Alec had managed a tea estate, and Munday in town for the week’s supplies looked forward to the older man’s company while Emma visited her friends and used the British Council Library. It was some relief from what after a year had become monotony in the village. Alec had sat, often jeering humorously with his cronies, and sometimes with the African girl who lived with him, whose picture appeared on the yellow tea wrapper—in the picture she was holding a similar packet of tea. Munday had never seen Alec in England; today he was alone in the crowded pub, looking burdened by his heavy suit and rather older: a sunburn had always masked the boozy floridness of his face and without it the patches of bright veins only emphasized his pallor. But his voice was the old familiar trumpet and his shouted Swahili caused several people nearby to turn and listen, and Alec, noticing their curiosity, had continued. Only when Munday was seated beside him did Alec lower his voice and resume in English.

“You reminded me,” Munday had said, and he told his story of having spoken Swahili to the porter at Waterloo. What had made him feel ridiculous in Emma’s eyes impressed Alec, and Alec said, “So you’re still the bwana mkubwa. That happened to me once in Marseilles. I opened my mouth to speak French and out came 'Kuja hapaV Baffled those frogs, I can tell you.”

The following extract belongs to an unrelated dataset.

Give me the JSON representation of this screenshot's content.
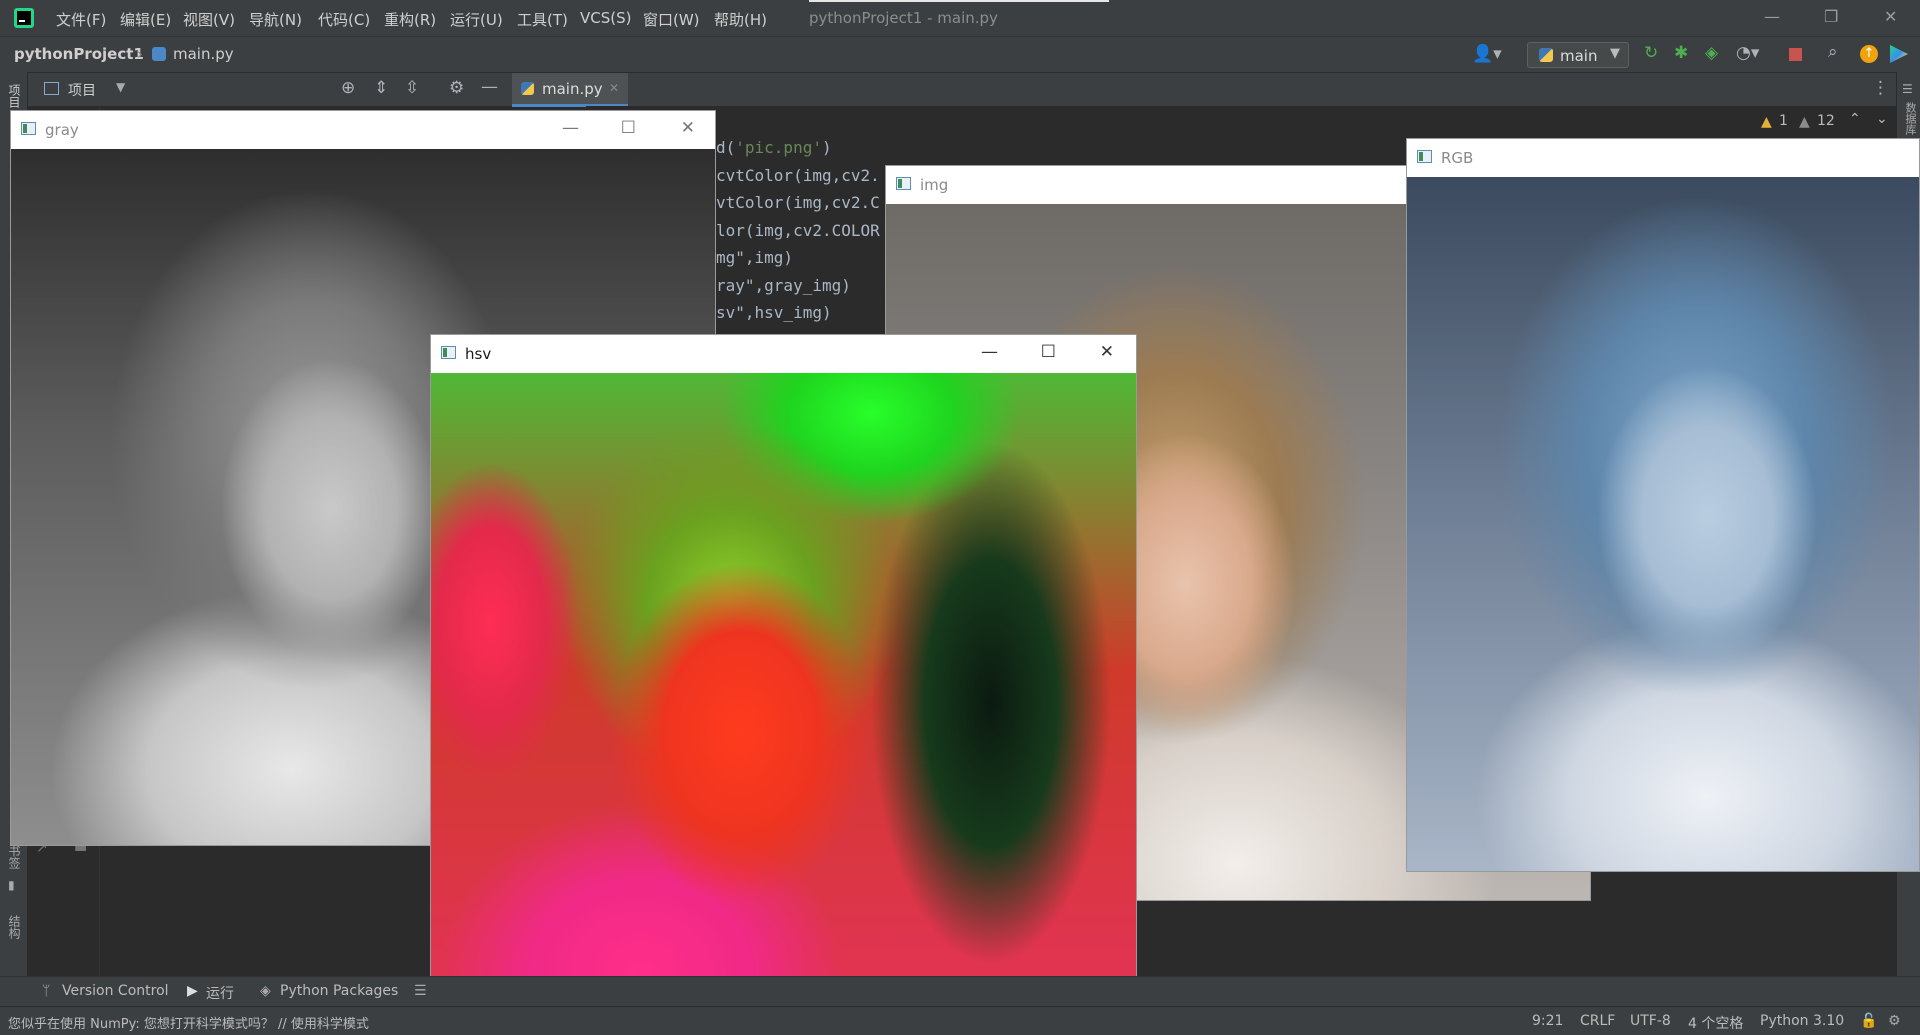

“My porter was insulted,” said Munday.

“Served him right,” said Alec. “The striking classes always have it their own way, what? Here, let me get you a drink.” Alec pushed his way to the bar and returned with a pint. “A handle, right? I never forget a thing like that.” He raised his glass and said, “Confusion to your enemies, death to mine! Alfred, it’s like old times.” Then Munday said he had just come from Harley Street, and Alec had made the remark about the ten guineas.

“He told me I was perfectly all right,” said Munday.

“Maybe you are!”

“Maybe so,” said Munday. “But I certainly don’t feel it.”

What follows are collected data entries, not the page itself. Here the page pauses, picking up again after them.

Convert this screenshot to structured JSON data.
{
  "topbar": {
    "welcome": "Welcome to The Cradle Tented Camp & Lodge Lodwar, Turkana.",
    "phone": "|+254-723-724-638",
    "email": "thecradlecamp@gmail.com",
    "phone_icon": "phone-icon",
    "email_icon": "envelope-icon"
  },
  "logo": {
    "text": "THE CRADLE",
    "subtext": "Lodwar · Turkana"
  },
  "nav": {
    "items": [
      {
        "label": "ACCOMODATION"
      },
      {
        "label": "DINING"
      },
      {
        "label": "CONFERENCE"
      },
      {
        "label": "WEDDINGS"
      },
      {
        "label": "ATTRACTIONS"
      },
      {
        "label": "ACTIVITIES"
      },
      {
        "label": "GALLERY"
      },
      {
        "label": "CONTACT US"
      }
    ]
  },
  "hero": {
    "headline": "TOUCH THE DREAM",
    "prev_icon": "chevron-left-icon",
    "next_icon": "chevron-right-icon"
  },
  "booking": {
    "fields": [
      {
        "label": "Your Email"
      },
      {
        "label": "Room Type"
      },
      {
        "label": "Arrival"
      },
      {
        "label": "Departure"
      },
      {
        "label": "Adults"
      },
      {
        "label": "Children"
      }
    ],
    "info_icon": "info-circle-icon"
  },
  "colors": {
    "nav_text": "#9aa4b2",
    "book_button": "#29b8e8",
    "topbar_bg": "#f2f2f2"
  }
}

“You are looking a bit unbuttoned,” said Alec. “I’m not surprised. I haven’t felt at all well since I stepped off that plane. Not at all.”

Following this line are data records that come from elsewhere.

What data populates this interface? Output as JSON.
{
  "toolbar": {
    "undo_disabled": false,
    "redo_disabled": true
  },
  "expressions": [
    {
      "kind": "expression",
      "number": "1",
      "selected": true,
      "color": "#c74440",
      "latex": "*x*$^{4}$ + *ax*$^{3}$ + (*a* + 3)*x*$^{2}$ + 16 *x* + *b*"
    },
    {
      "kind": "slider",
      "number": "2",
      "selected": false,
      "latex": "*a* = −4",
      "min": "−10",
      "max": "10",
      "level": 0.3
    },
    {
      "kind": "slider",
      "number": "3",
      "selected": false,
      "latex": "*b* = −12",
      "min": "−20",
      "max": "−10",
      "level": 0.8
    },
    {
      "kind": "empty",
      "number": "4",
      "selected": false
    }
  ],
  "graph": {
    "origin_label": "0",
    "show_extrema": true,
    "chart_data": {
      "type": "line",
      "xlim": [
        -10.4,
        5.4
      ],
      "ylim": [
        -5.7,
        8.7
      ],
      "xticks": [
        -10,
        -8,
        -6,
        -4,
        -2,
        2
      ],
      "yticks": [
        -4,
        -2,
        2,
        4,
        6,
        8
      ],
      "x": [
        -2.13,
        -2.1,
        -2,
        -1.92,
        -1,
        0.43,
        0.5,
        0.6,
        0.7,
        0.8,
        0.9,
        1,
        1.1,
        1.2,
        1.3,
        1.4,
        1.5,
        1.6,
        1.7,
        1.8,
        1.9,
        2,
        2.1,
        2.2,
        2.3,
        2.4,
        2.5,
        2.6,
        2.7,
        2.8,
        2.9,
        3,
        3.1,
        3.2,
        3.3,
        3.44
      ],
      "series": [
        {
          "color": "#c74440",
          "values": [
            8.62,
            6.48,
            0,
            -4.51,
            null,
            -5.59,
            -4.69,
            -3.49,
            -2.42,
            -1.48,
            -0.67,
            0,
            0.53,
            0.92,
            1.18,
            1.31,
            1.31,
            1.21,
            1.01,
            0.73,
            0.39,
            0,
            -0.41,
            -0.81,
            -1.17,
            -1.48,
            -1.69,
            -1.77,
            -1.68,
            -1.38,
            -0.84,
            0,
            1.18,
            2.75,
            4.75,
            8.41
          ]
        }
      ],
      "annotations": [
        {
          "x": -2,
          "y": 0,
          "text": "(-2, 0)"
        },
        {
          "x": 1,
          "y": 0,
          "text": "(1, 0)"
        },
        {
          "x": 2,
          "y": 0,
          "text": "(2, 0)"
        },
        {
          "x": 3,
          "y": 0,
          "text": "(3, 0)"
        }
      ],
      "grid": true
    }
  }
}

“Who’s running the estate now?”

“My branch manager,” said Alec, and he snorted at the contemptuous joke. “I hope it goes bust. They had no right nationalizing me. I was employing four hundred pickers—I’ve heard they’re down to a hundred and fifty now. They haven’t a bloody clue. And here I am.” Alec looked disgustedly around the pub.

Munday didn’t encourage him in his anger. He had seen Alec aggrieved before, and aggrieved Alec turned abusive, inviting witnesses to his pain. Munday respected the vigor of Alec’s settler opinions, though he always steered him away from the talk about Africans, which strained Munday’s loyalties. He wished to keep them separate, the Africans in the village, Alec and his cronies in Fort Portal. What he admired in Alec was the knowledge he had—a subtle expression of his attachment to the country—of the local flora, the names of wild flowers and trees, the types of grass; Alec made distinctions about landscape few Africans made, and he remembered Alec drunk one night outside a bar he called “The Gluepot,” stooping to the sidewalk and plucking a flower and holding the frail shaking blossom in his large fingers to identify it. Munday had once considered writing an anthropological study of people like Alec, the tribalism of the post-war settlers, but he felt he might have lost them as friends if he did that. Then his Saturdays would have been empty.

“The last time I saw you wearing a suit was at the Omukama’s funeral,” said Munday.

“Remember that?” said Alec. “That was a bash! All those women screeching, those sort of round horns they were blowing. The High Commissioner was there —God, he hated me. I got pissed as a newt afterward with Jack at The Gluepot.” Alec shook his head and smiled.